Они сидели в большом сводчатом коридоре, выкрашенном ярко-желтой краской. Люди в синих мундирах стояли на страже у дверей. Вдоль стен тянулись коричневые скамьи, все они были заняты. Но как только входил новый посетитель, синие люди делали движение рукой, и сидевшие сдвигались плотнее, давая место новенькому. Здесь курили, плевались, лузгали тыквенные семечки и спали, похрапывая. День здесь не чувствовался. Сквозь матовое стекло расположенного далеко наверху окна можно было уловить лишь бледное отражение дня. Где-то тикали часы, но они шли как бы вне времени, в этих высоких коридорах время стояло. Иногда человек в синем мундире выкликал чье-то имя. Спящие тут же просыпались. Вызванный вставал, одергивал свое платье, пошатываясь, шел к высоким двустворчатым дверям и исчезал за одной из них, у которой вместо ручки была круглая белая нашлепка. Мендл стал думать, что ему надо сделать с этой нашлепкой, чтобы открыть дверь. Он встал. От долгого и неудобного сидения все тело затекло. Но едва только он поднялся, как человек в синем поспешил к нему.
— Сидай! — громко сказал синий человек. — Сядь!
Однако не оказалось уже места для Мендла Зингера на его скамье. Тогда он встал возле скамьи, прижался к стене, желая исчезнуть, стать таким же плоским, как она.
— Ты в номер восемьдесят четыре? — спросил синий человек.
— Да, — сказал Мендл. Он уже было решил, что его собираются сейчас же выбросить вон. Придется Двойре еще раз ехать сюда. Пятьдесят копеек да пятьдесят копеек будет рубль. Но синий человек не собирался выгонять Мендла из этого дома. Для него главное было, чтобы все посетители сидели на своих местах и он мог наблюдать за ними. Тот, кто встал, мог, чего доброго, и бомбу бросить.
Анархисты иногда и замаскироваться могут, подумал швейцар. Он знаком подозвал Мендла к себе, ощупал его и спросил, где его бумаги. Но так как все было в порядке, а место Мендла уже кто-то занял, человек в синем сказал:
— Эй, послушай! Видишь ту стеклянную дверь? Открой ее, номер восемьдесят четыре там.
— Что тебе тут надо? — закричал широкоплечий человек, сидевший за столом. Чиновник этот сидел прямо под портретом царя. Весь он состоял из усов, лысины, эполет и пуговиц. За своим огромным чернильным прибором из мрамора он был похож на раскрашенный бюст.
— Кто позволил тебе входить без доклада? Почему ты не представляешься? — загремел голос из-за чернильницы. Мендл Зингер низко поклонился бюсту. К такому приему он не был готов. Он согнулся, пропуская громы над своей головой. Ему хотелось стать совсем крошечным, сровняться с землей, будто в чистом поле во время грозы. Полы его длинного кафтана распахнулись, и чиновник увидел вытертые штаны Мендла Зингера и изношенные голенища его сапог. Это зрелище смягчило чиновника.

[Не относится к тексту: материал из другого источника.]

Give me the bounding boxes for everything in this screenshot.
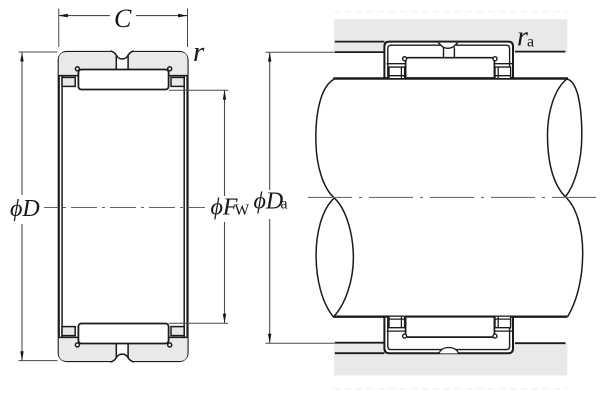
svg-text:r: r	[193, 36, 205, 68]
svg-text:a: a	[527, 33, 534, 50]
svg-text:ϕD: ϕD	[10, 196, 40, 222]
svg-text:ϕD: ϕD	[254, 189, 284, 215]
svg-text:W: W	[235, 202, 250, 219]
svg-text:a: a	[281, 196, 288, 213]
svg-text:C: C	[114, 4, 132, 33]
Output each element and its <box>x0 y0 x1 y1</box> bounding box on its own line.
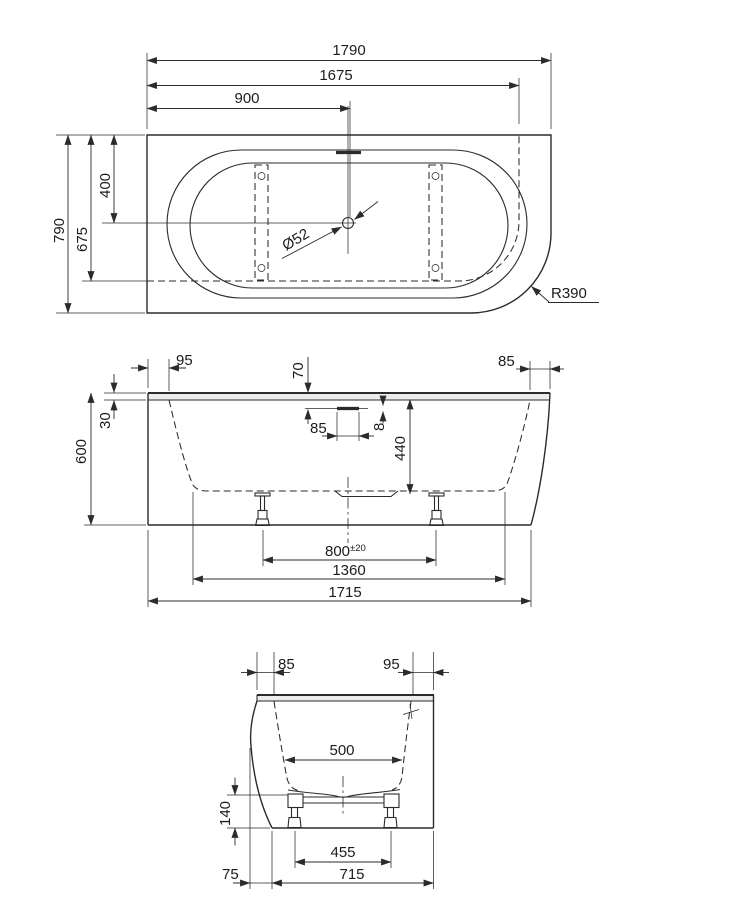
adjustable-foot-left <box>288 808 301 828</box>
dim-label: 1675 <box>319 67 352 84</box>
dim-drain-from-left: 900 <box>147 90 350 217</box>
dim-label: 715 <box>339 866 364 883</box>
dim-label: 455 <box>330 844 355 861</box>
dim-feet-spacing: 800±20 <box>263 530 436 566</box>
dim-value: 800 <box>325 543 350 560</box>
dim-label: 500 <box>329 742 354 759</box>
leader-line <box>532 287 550 303</box>
adjustable-foot-left <box>255 493 270 526</box>
overflow-position-mark <box>403 704 419 719</box>
adjustable-foot-right <box>429 493 444 526</box>
foot-block <box>432 511 441 520</box>
dim-label: 8 <box>371 423 388 431</box>
dim-label: 140 <box>217 801 234 826</box>
dim-overflow-below-rim: 70 <box>290 357 308 424</box>
interior-left-hidden <box>274 702 298 791</box>
dim-ledge-left: 85 <box>241 652 295 696</box>
leader-line <box>355 202 379 220</box>
foot-stem <box>435 496 439 511</box>
rail-block-right <box>384 794 399 808</box>
extension-lines <box>227 795 288 828</box>
dim-overflow-width: 85 <box>310 412 374 441</box>
dim-corner-radius: R390 <box>532 285 600 303</box>
support-bracket-left-hidden <box>255 165 268 280</box>
dim-ledge-right: 85 <box>498 353 564 390</box>
dim-label: 85 <box>498 353 515 370</box>
foot-stem <box>388 808 394 818</box>
foot-base <box>288 818 301 828</box>
dim-rim-thickness: 30 <box>97 374 146 429</box>
bathtub-technical-drawing: Ø52 R390 1790 1675 900 790 <box>0 0 733 917</box>
dim-label: 95 <box>176 352 193 369</box>
bracket-hole <box>432 173 439 180</box>
dim-length-to-hidden-edge: 1675 <box>147 67 519 124</box>
left-skirt-curve <box>251 701 272 828</box>
support-bracket-right-hidden <box>429 165 442 280</box>
dim-label: R390 <box>551 285 587 302</box>
foot-base <box>384 818 397 828</box>
extension-lines <box>530 361 550 390</box>
interior-profile-hidden <box>169 400 530 491</box>
dim-label: 1360 <box>332 562 365 579</box>
dim-base-height: 140 <box>217 778 288 846</box>
front-view: 95 30 600 70 8 85 <box>73 352 564 607</box>
extension-lines <box>337 412 359 441</box>
dim-width-overall: 790 <box>51 135 145 313</box>
dim-base-length: 1360 <box>193 492 505 585</box>
right-edge <box>531 393 550 525</box>
extension-lines <box>148 359 169 391</box>
dim-label: 70 <box>290 362 307 379</box>
bracket-hole <box>432 265 439 272</box>
dim-label: 440 <box>392 436 409 461</box>
dim-label: 85 <box>310 420 327 437</box>
drawing-sheet: Ø52 R390 1790 1675 900 790 <box>0 0 733 917</box>
dim-drain-diameter: Ø52 <box>279 202 378 259</box>
top-view: Ø52 R390 1790 1675 900 790 <box>51 42 599 313</box>
tub-basin-line <box>190 163 508 288</box>
extension-lines <box>257 652 274 696</box>
dim-label: 1715 <box>328 584 361 601</box>
bracket-hole <box>258 173 265 180</box>
dim-label: 30 <box>97 412 114 429</box>
dim-label: 95 <box>383 656 400 673</box>
adjustable-foot-right <box>384 808 397 828</box>
extension-lines <box>147 53 551 129</box>
dim-label: 400 <box>97 173 114 198</box>
foot-stem <box>292 808 298 818</box>
dim-label: 800±20 <box>325 543 366 560</box>
interior-right-hidden <box>392 702 411 791</box>
rail-block-left <box>288 794 303 808</box>
dim-label: 600 <box>73 439 90 464</box>
dim-label: Ø52 <box>279 225 312 254</box>
extension-lines <box>104 393 146 400</box>
dim-width-to-hidden-edge: 675 <box>74 135 147 281</box>
dim-label: 675 <box>74 227 91 252</box>
hidden-edge-dashed <box>147 135 519 281</box>
dim-tolerance: ±20 <box>350 543 366 554</box>
extension-lines <box>56 135 145 313</box>
dim-label: 790 <box>51 218 68 243</box>
dim-label: 75 <box>222 866 239 883</box>
support-rail <box>303 797 384 803</box>
tub-deck-outline <box>147 135 551 313</box>
basin-floor-line <box>288 790 400 798</box>
dim-inner-width: 500 <box>285 742 402 760</box>
foot-block <box>258 511 267 520</box>
dim-ledge-left: 95 <box>131 352 193 391</box>
dim-drain-from-back: 400 <box>97 135 114 223</box>
dim-inner-depth: 440 <box>392 400 410 495</box>
rim-band-fill <box>148 393 550 400</box>
bracket-hole <box>258 265 265 272</box>
dim-ledge-right: 95 <box>383 652 449 696</box>
dim-label: 1790 <box>332 42 365 59</box>
end-view: 85 95 500 140 455 715 <box>217 652 449 889</box>
extension-lines <box>413 652 434 696</box>
dim-label: 900 <box>234 90 259 107</box>
tub-rim-line <box>167 150 527 298</box>
dim-label: 85 <box>278 656 295 673</box>
dim-overflow-height: 8 <box>371 399 388 431</box>
drain-recess <box>335 491 398 497</box>
foot-stem <box>261 496 265 511</box>
dim-feet-spacing: 455 <box>295 831 391 868</box>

— Подойди ближе! — приказал он, и Мендл двинулся вперед вытянув шею, точно он собирался боднуть стол. Только увидав, что он стоит у края ковра, Мендл слегка приподнял голову. Чиновник улыбнулся. — Давай сюда бумаги! — сказал он.
Потом все стихло. Слышно было лишь тиканье часов. Сквозь жалюзи пробивался золотистый послеполуденный свет. Шелестели бумаги. Время от времени чиновник задумывался, глядя перед собой, и вдруг ловким движением хватал зазевавшуюся муху. Подержав ее немного в своем огромном кулаке, он осторожно разжал пальцы, оторвал ей сначала одно крылышко, потом другое, поглядел, как искалеченное насекомое ползет по столу, и вдруг сказал:
— Прошение, где прошение?
— Я писать не умею, ваше высокоблагородие! — оправдывался Мендл.
— Ах ты дурень! Я и сам знаю, что ты не умеешь писать! Я не спрашиваю, где твое свидетельство об окончании школы, мне нужно прошение. А для чего же мы держим тут писаря? А? На первом этаже, в третьем номере, а? Для чего государство содержит писаря? Да для тебя, осел ты эдакий, потому что ты писать не умеешь. Иди-ка ты в комнату номер три, напиши прошение. Скажи, что я тебя послал. Чтобы тебя там не заставляли ждать, а немедленно приняли. Потом придешь ко мне опять. Но только завтра! А завтра после обеда можешь, пожалуй, и домой возвращаться!